Active Listening Skills – Paying close attention to the words used

Active listening skills

Paying close attention to the words being used

Following up on the active listening skills article where we introduced the concept of really listening for specific words. 

I am going to provide you with some more clues as to what to look and listen for.

Mastering this concept will allow you to rapidly build rapport with anyone.

Below is a list of clues or keywords that will help you pickup on a person’s primary mode of gathering information.

If you can adjust your language and presentation to match theirs you will instantly start building rapport with them.

VISUAL

AUDITORY

KINESTHETIC UNSPECIFIED
  • See
  • Look
  • View
  • Appear
  • Show
  • Reveal
  • Envision
  • Clear
  • Focused
  • Hazy
  • Imagine
  • Hear
  • Listen
  • Tune in/out
  • Rings a bell
  • Be heard
  • Harmonize
  • Sound(s)
  • Be all ears
  • Resonate
  • Silence
  • Question
  • Feel
  • Touch
  • Grasp
  • Get a hold of
  • Slip through
  • Catch on
  • Tap into
  • Throw out
  • Concrete
  • Get a handle
  • Solid
  • Sense
  • Experience
  • Understand
  • Think
  • Learn
  • Process
  • Decide
  • Motivate
  • Consider
  • Change
  • Perceive

Now that you know the clues to and you get the concept, here comes the active listening skills exercise.

Have someone read out loud the following three paragraphs.
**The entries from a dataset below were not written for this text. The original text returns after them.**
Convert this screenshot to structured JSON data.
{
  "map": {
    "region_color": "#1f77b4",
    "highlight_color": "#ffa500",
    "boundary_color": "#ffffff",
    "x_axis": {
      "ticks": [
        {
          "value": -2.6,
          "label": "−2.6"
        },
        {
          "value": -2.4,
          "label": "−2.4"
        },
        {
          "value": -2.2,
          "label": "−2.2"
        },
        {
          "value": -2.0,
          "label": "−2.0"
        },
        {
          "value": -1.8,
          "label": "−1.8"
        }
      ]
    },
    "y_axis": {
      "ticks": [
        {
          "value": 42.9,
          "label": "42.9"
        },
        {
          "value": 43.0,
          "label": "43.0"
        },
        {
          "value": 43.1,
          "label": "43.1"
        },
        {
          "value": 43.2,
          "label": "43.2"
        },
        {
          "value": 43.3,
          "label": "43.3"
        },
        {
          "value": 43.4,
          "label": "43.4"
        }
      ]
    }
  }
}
One house is located on a quiet, peaceful street. Almost any time of day you can walk out and hear the birds singing. It has a storybook interior that speaks so eloquently, it’s hard not to ask yourself how anyone could pass it by. Around twilight, you wander out to the garden just to listen to the birds, the breeze rustling through the branches, and the sound of the wind chimes on the front porch.

The next house is amazingly picturesque. You get excited just looking at it. It’s visually stunning, from the long white porch out front to the beautifully detailed wainscoting on the peach colored walls. There are windows everywhere, so it has beautiful light at almost any time of day. There’s so much to look at, form its winding stairways to its elegant carved oak doors, you could spend a day just exploring every nook and cranny, finding out what new things there are to see.

The third house is harder to describe. You have to go and experience it yourself; you just have to feel it. Its construction is solid and reassuring. Its rooms have distinctive warmth. In a totally undefinable way, it touches something very fundamental in you. It’s almost nurturing. You feel like sitting in a corner and soaking up whatever vapours are making you feel so serene.

Which one of these houses would you buy and why?

Final active listening skills exercise – how many clue words can you find in each paragraph when they read them out loud to you again?